Pence makes surprise visit to Afghanistan to meet U.S. troops
WASHINGTON — U.S. Vice President Mike Pence paid an unannounced visit to Afghanistan, a nation where the Trump administration has stepped up involvement in what’s become America’s longest war.
Pence told the troops that “victory is closer than ever before,” adding that U.S. armed forces will remain in Afghanistan until the threat to the homeland is eliminated. Before the rally at Bagram Airfield, the vice president met with Afghan President Ashraf Ghani and the country’s chief executive Abdullah Abdullah in Kabul.
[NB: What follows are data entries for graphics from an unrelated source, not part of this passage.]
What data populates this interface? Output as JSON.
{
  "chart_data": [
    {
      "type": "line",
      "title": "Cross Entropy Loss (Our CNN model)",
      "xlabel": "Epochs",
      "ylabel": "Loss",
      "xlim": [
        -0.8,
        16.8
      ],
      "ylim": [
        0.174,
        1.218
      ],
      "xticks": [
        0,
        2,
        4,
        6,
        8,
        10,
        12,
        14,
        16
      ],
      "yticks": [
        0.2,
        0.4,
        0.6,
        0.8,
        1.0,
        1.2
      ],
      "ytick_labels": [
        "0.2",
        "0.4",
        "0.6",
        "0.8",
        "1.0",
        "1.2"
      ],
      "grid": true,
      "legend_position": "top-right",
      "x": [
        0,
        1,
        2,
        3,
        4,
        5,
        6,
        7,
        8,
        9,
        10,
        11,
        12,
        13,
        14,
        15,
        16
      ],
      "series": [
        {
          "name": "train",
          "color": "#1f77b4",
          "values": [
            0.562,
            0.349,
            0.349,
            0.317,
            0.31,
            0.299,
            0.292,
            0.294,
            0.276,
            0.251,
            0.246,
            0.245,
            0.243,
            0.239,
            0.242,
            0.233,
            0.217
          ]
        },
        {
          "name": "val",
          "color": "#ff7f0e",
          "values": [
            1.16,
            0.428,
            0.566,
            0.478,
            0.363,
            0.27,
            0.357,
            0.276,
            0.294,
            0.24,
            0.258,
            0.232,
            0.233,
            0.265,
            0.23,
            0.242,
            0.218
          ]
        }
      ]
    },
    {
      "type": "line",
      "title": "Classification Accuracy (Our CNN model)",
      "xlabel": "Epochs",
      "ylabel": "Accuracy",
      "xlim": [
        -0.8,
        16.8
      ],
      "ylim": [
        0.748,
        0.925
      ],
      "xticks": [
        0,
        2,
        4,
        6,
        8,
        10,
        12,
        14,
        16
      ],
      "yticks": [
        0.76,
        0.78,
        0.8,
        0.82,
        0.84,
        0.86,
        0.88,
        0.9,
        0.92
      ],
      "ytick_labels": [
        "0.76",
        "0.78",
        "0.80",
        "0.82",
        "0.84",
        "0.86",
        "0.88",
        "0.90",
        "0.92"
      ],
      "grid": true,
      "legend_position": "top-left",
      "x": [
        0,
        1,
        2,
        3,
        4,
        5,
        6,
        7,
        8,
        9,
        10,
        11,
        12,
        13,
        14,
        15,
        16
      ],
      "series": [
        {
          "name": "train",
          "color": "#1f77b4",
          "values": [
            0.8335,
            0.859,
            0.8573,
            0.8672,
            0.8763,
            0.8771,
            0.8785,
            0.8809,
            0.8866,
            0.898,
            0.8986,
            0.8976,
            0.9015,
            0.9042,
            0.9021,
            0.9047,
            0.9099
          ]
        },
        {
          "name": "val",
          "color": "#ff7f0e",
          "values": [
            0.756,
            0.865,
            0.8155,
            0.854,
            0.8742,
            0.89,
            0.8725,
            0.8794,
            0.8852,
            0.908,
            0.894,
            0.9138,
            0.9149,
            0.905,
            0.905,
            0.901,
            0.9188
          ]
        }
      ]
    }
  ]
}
The vice president, whose role carries with it the ability to cast tie-breaking votes in the Senate, held his departure from Washington until final passage by Congress of a Republican tax bill that represents the Trump administration’s biggest legislative accomplishment. His vote wasn’t needed, but Pence played a prominent role in praising Trump’s legislative victory at a White House ceremony on Wednesday.
Pence, whose son is a Marine, had planned to be in Egypt and Israel this week but postponed that visit until midJanuary after delays to the tax vote. His decision to go forward with the Afghanistan visit allows him to address U.S. service members before the Christmas holiday as well as to meet with Afghan leaders. Pence stays in regular communication with Ghani.
Speaking to reporters, Pence said that Ghani plans to have parliamentary elections next year and a presidential vote in 2019.
As President Donald Trump wraps up its first year in office, about 14,000 U.S. military personnel are stationed in Afghanistan as well as 5,200 in Iraq and 2,000 in Syria.
Trump announced his administration’s Afghanistan strategy in August, signing off on a plan letting the Pentagon boost troop levels there by thousands, even as he acknowledged that “my original instinct was to pull out.”
Pence’s war-zone visit follows Trump’s release this week of his administration’s National Security Strategy, and it comes as Trump is seeking to promote his support for the military and take credit for progress in the fight against Islamic State. Trump has yet to visit a war-zone himself; former President Barack Obama visited troops in Iraq in April of his first year in office.
Trump is working to bolster an end-of-year message about his accomplishments in office amid signs that special counsel Robert Mueller’s Russia probe, with its reach into the White House, won’t end anytime soon.